Bangladeshi academic

Mohammad Rafiqul Alam is a Bangladeshi academic and former vice-chancellor of the Chittagong University of Engineering & Technology. He is the president of the Association of Universities of Bangladesh (Bangladesh Bishwabidyalaya Parishad).

==Early life==
Alam was born in 1958 in Mariam Nagar, Rangunia, Chittagong District, East Pakistan, Pakistan (now in Rangunia Upazila, Bangladesh). His father was Abdul Hossian and his mother was Khairunessa. He did his bachelor's degree in electrical and electronic engineering at the Chittagong Engineering College (now Chittagong University of Engineering & Technology) in 1979. He did his master's degree in engineering and his PhD.

==Career==
Alam joined the Chittagong Engineering College in 1982 as a lecturer. He was promoted to assistant professor in 1986.

Alam served as the dean of the Department of Electrical & Electronic Engineering. He is the president of the Chittagong University of Engineering & Technology Library Committee. Alam was promoted to associate professor in 2007.

In March 2013, Alam was appointed the pro-vice chancellor of the Chittagong University of Engineering & Technology. He was the first pro-vice chancellor of the university since it was founded in 2003.

On 27 April 2016, Alam was appointed the vice-chancellor of the Chittagong University of Engineering & Technology. He was reappointed vice-chancellor of the Chittagong University of Engineering & Technology in August 2020. He is the president of the Association of Universities of Bangladesh (Bangladesh Bishwabidyalaya Parishad), a grouping of vice-chancellors of vice-chancellors of public universities in Bangladesh.

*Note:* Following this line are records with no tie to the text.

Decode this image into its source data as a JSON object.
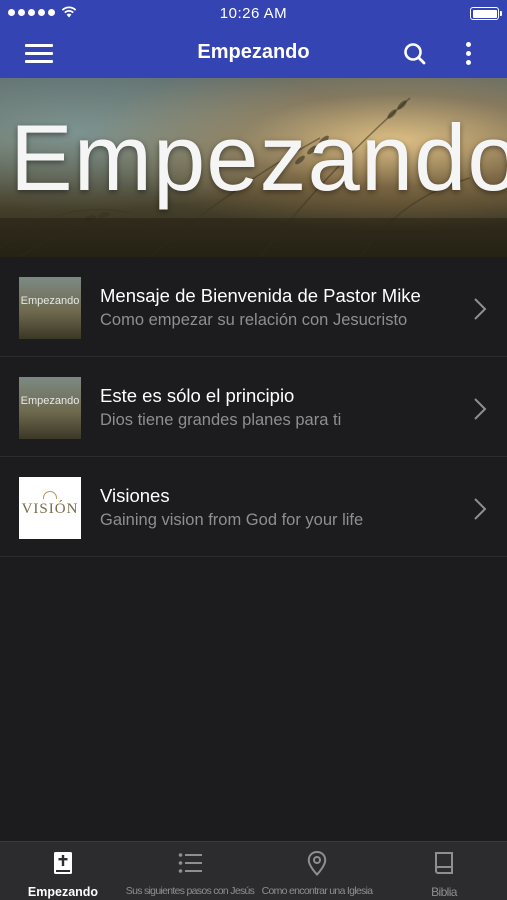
{
  "status_bar": {
    "time": "10:26 AM"
  },
  "header": {
    "title": "Empezando",
    "icons": [
      "menu-icon",
      "search-icon",
      "more-vertical-icon"
    ]
  },
  "hero": {
    "text": "Empezando"
  },
  "list": {
    "items": [
      {
        "thumb_text": "Empezando",
        "title": "Mensaje de Bienvenida de Pastor Mike",
        "subtitle": "Como empezar su relación con Jesucristo"
      },
      {
        "thumb_text": "Empezando",
        "title": "Este es sólo el principio",
        "subtitle": "Dios tiene grandes planes para ti"
      },
      {
        "thumb_text": "VISIÓN",
        "title": "Visiones",
        "subtitle": "Gaining vision from God for your life"
      }
    ]
  },
  "tab_bar": {
    "tabs": [
      {
        "label": "Empezando",
        "icon": "bible-cross-icon",
        "active": true
      },
      {
        "label": "Sus siguientes pasos con Jesús",
        "icon": "list-icon",
        "active": false
      },
      {
        "label": "Como encontrar una Iglesia",
        "icon": "location-pin-icon",
        "active": false
      },
      {
        "label": "Biblia",
        "icon": "book-icon",
        "active": false
      }
    ]
  },
  "colors": {
    "header_blue": "#3444b3",
    "background": "#1c1c1e",
    "subtitle_gray": "#8e8e93"
  }
}
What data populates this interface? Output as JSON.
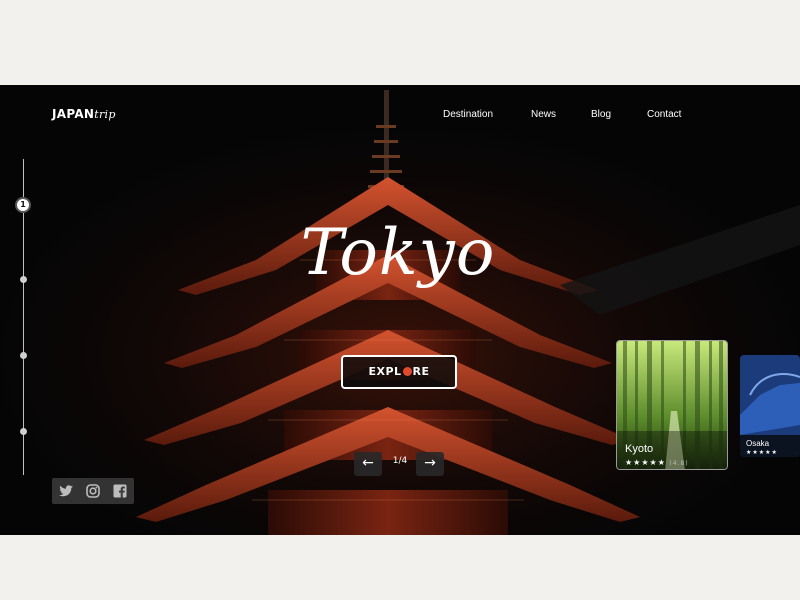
{
  "brand": {
    "strong": "JAPAN",
    "light": "trip"
  },
  "nav": {
    "destination": "Destination",
    "news": "News",
    "blog": "Blog",
    "contact": "Contact"
  },
  "hero": {
    "city": "Tokyo",
    "explore_label_a": "EXPL",
    "explore_label_b": "RE",
    "explore_dot_color": "#e34a2b"
  },
  "progress": {
    "current": "1",
    "steps_total": 4
  },
  "pager": {
    "prev_icon": "arrow-left-icon",
    "next_icon": "arrow-right-icon",
    "prev": "←",
    "next": "→",
    "count": "1/4"
  },
  "social": {
    "icons": [
      "twitter-icon",
      "instagram-icon",
      "facebook-icon"
    ]
  },
  "cards": [
    {
      "name": "Kyoto",
      "stars": "★★★★★",
      "rating": "(4.8)"
    },
    {
      "name": "Osaka",
      "stars": "★★★★★"
    }
  ]
}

Alam voiced support for the re-election of Prime Minister Sheikh Hasina at an event of the Bangladesh Chhatra League at the Chittagong University of Engineering & Technology in October 2023. He said Islam was the "perfect way of life" at an event marking the birth of the Islamic prophet Mohammad at the Chittagong University of Engineering & Technology.